Due to compiler differences, your output may be slightly different than the provided example s-record code. The example was compiled with arm-linux-gnueabihf-gcc (Debian 8.3.0-2) 8.3.0.

  • Copy the srec data to the clipboard, as we will need to send it to the BMC within a limited time window in a bit.

Main Procedure

To load and execute this code, do the following at the ast# shell within the watchdog time window:

  • ast# loads 83000000
  • Paste the contents of the srec file into the terminal when prompted. Some summary data will be shown on screen.

(todo: grab and stick the example output in here.)

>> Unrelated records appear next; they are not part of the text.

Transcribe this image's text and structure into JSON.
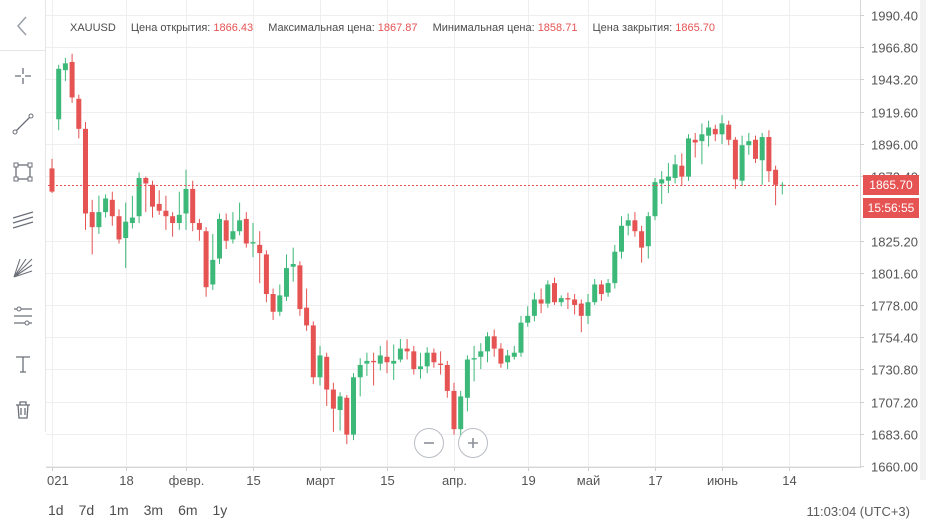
{
  "legend": {
    "symbol": "XAUUSD",
    "open_label": "Цена открытия:",
    "open_value": "1866.43",
    "high_label": "Максимальная цена:",
    "high_value": "1867.87",
    "low_label": "Минимальная цена:",
    "low_value": "1858.71",
    "close_label": "Цена закрытия:",
    "close_value": "1865.70"
  },
  "price_tags": {
    "last_price": "1865.70",
    "countdown": "15:56:55"
  },
  "periods": [
    "1d",
    "7d",
    "1m",
    "3m",
    "6m",
    "1y"
  ],
  "clock": "11:03:04 (UTC+3)",
  "toolbar_icons": [
    "back-arrow-icon",
    "crosshair-icon",
    "trend-line-icon",
    "rectangle-icon",
    "parallel-channel-icon",
    "fib-fan-icon",
    "fib-retracement-icon",
    "text-icon",
    "trash-icon"
  ],
  "colors": {
    "up": "#3cb878",
    "down": "#e55353",
    "grid": "#eeeeee",
    "axis_text": "#555555"
  },
  "chart_data": {
    "type": "candlestick",
    "symbol": "XAUUSD",
    "period": "daily",
    "ylim": [
      1660.0,
      1990.4
    ],
    "y_ticks": [
      1660.0,
      1683.6,
      1707.2,
      1730.8,
      1754.4,
      1778.0,
      1801.6,
      1825.2,
      1872.4,
      1896.0,
      1919.6,
      1943.2,
      1966.8,
      1990.4
    ],
    "y_tick_labels": [
      "1660.00",
      "1683.60",
      "1707.20",
      "1730.80",
      "1754.40",
      "1778.00",
      "1801.60",
      "1825.20",
      "1872.40",
      "1896.00",
      "1919.60",
      "1943.20",
      "1966.80",
      "1990.40"
    ],
    "x_labels": [
      "021",
      "18",
      "февр.",
      "15",
      "март",
      "15",
      "апр.",
      "19",
      "май",
      "17",
      "июнь",
      "14"
    ],
    "x_label_index": [
      0,
      11,
      20,
      30,
      40,
      50,
      60,
      71,
      80,
      90,
      100,
      110
    ],
    "candles": [
      [
        1878,
        1861,
        1885,
        1860
      ],
      [
        1914,
        1951,
        1954,
        1906
      ],
      [
        1950,
        1955,
        1959,
        1942
      ],
      [
        1956,
        1930,
        1962,
        1926
      ],
      [
        1929,
        1907,
        1932,
        1900
      ],
      [
        1907,
        1845,
        1912,
        1833
      ],
      [
        1846,
        1835,
        1855,
        1815
      ],
      [
        1835,
        1846,
        1858,
        1830
      ],
      [
        1846,
        1856,
        1859,
        1842
      ],
      [
        1855,
        1843,
        1861,
        1836
      ],
      [
        1843,
        1826,
        1848,
        1823
      ],
      [
        1827,
        1839,
        1853,
        1805
      ],
      [
        1838,
        1842,
        1858,
        1834
      ],
      [
        1843,
        1871,
        1875,
        1838
      ],
      [
        1871,
        1867,
        1872,
        1846
      ],
      [
        1866,
        1850,
        1869,
        1842
      ],
      [
        1852,
        1847,
        1862,
        1844
      ],
      [
        1847,
        1843,
        1858,
        1833
      ],
      [
        1843,
        1838,
        1846,
        1828
      ],
      [
        1838,
        1844,
        1861,
        1833
      ],
      [
        1845,
        1863,
        1877,
        1833
      ],
      [
        1863,
        1838,
        1869,
        1832
      ],
      [
        1838,
        1833,
        1841,
        1825
      ],
      [
        1832,
        1791,
        1835,
        1784
      ],
      [
        1793,
        1811,
        1830,
        1789
      ],
      [
        1812,
        1841,
        1845,
        1808
      ],
      [
        1840,
        1825,
        1845,
        1819
      ],
      [
        1826,
        1832,
        1846,
        1823
      ],
      [
        1832,
        1840,
        1853,
        1829
      ],
      [
        1841,
        1823,
        1846,
        1820
      ],
      [
        1823,
        1824,
        1838,
        1813
      ],
      [
        1822,
        1816,
        1832,
        1794
      ],
      [
        1815,
        1786,
        1818,
        1780
      ],
      [
        1786,
        1773,
        1790,
        1767
      ],
      [
        1773,
        1785,
        1793,
        1770
      ],
      [
        1784,
        1805,
        1815,
        1781
      ],
      [
        1806,
        1808,
        1820,
        1795
      ],
      [
        1807,
        1775,
        1810,
        1770
      ],
      [
        1776,
        1763,
        1790,
        1759
      ],
      [
        1763,
        1725,
        1766,
        1720
      ],
      [
        1725,
        1741,
        1748,
        1719
      ],
      [
        1740,
        1716,
        1743,
        1704
      ],
      [
        1716,
        1702,
        1721,
        1685
      ],
      [
        1701,
        1711,
        1714,
        1686
      ],
      [
        1710,
        1683,
        1712,
        1676
      ],
      [
        1683,
        1725,
        1728,
        1679
      ],
      [
        1725,
        1734,
        1739,
        1711
      ],
      [
        1735,
        1737,
        1743,
        1726
      ],
      [
        1737,
        1736,
        1743,
        1719
      ],
      [
        1735,
        1741,
        1748,
        1730
      ],
      [
        1740,
        1736,
        1752,
        1728
      ],
      [
        1735,
        1737,
        1749,
        1723
      ],
      [
        1738,
        1746,
        1753,
        1736
      ],
      [
        1746,
        1744,
        1753,
        1738
      ],
      [
        1744,
        1731,
        1748,
        1727
      ],
      [
        1731,
        1733,
        1743,
        1724
      ],
      [
        1733,
        1743,
        1747,
        1728
      ],
      [
        1743,
        1736,
        1746,
        1732
      ],
      [
        1735,
        1734,
        1744,
        1727
      ],
      [
        1734,
        1715,
        1737,
        1710
      ],
      [
        1715,
        1687,
        1721,
        1683
      ],
      [
        1687,
        1711,
        1715,
        1681
      ],
      [
        1710,
        1738,
        1741,
        1700
      ],
      [
        1738,
        1739,
        1748,
        1722
      ],
      [
        1740,
        1744,
        1750,
        1731
      ],
      [
        1744,
        1755,
        1758,
        1736
      ],
      [
        1755,
        1746,
        1760,
        1740
      ],
      [
        1746,
        1735,
        1750,
        1732
      ],
      [
        1736,
        1741,
        1745,
        1731
      ],
      [
        1740,
        1743,
        1748,
        1738
      ],
      [
        1743,
        1765,
        1770,
        1740
      ],
      [
        1765,
        1770,
        1777,
        1762
      ],
      [
        1770,
        1782,
        1787,
        1766
      ],
      [
        1782,
        1779,
        1790,
        1772
      ],
      [
        1779,
        1793,
        1796,
        1776
      ],
      [
        1794,
        1780,
        1798,
        1778
      ],
      [
        1780,
        1783,
        1785,
        1777
      ],
      [
        1783,
        1782,
        1787,
        1775
      ],
      [
        1782,
        1778,
        1786,
        1771
      ],
      [
        1779,
        1770,
        1782,
        1758
      ],
      [
        1770,
        1780,
        1786,
        1764
      ],
      [
        1780,
        1793,
        1797,
        1778
      ],
      [
        1793,
        1786,
        1796,
        1781
      ],
      [
        1787,
        1794,
        1797,
        1784
      ],
      [
        1794,
        1817,
        1822,
        1790
      ],
      [
        1817,
        1836,
        1843,
        1812
      ],
      [
        1836,
        1840,
        1845,
        1829
      ],
      [
        1840,
        1832,
        1846,
        1828
      ],
      [
        1832,
        1820,
        1836,
        1809
      ],
      [
        1821,
        1843,
        1846,
        1812
      ],
      [
        1843,
        1868,
        1871,
        1840
      ],
      [
        1867,
        1870,
        1876,
        1852
      ],
      [
        1869,
        1872,
        1882,
        1860
      ],
      [
        1871,
        1881,
        1888,
        1867
      ],
      [
        1880,
        1872,
        1889,
        1865
      ],
      [
        1872,
        1900,
        1903,
        1869
      ],
      [
        1899,
        1897,
        1904,
        1886
      ],
      [
        1898,
        1903,
        1911,
        1881
      ],
      [
        1902,
        1908,
        1913,
        1894
      ],
      [
        1907,
        1903,
        1910,
        1898
      ],
      [
        1903,
        1911,
        1917,
        1896
      ],
      [
        1910,
        1899,
        1913,
        1895
      ],
      [
        1899,
        1870,
        1901,
        1863
      ],
      [
        1869,
        1895,
        1902,
        1865
      ],
      [
        1895,
        1898,
        1904,
        1888
      ],
      [
        1899,
        1885,
        1902,
        1882
      ],
      [
        1884,
        1901,
        1904,
        1866
      ],
      [
        1901,
        1876,
        1906,
        1868
      ],
      [
        1877,
        1866,
        1880,
        1851
      ],
      [
        1866,
        1866,
        1868,
        1859
      ]
    ]
  }
}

Run the code using the go command.

  • ast# go 83000000

(todo: stick the output in here)

The program will run and then return control to U-Boot. At this point, the watchdog has been disabled, and you can take your time with the rest of the recovery commands. The loaded program code is no longer needed and the memory range can be reused.

Notes

  • For reference, the GPIO pin associated with this watchdog (For Talos II / Lite) is GPIOS7 (GPIO 151, physical pin AA20 on the ast2500). The signal is labelled SEQ_CONT if you are looking at it on the schematics.
  • On Blackbird, this pin is instead GPIOG0 (GPIO ???, Physical pin A19 on the ast2500). The signal is labelled BMC_BOOT_PHASE if you are looking at it on the schematics.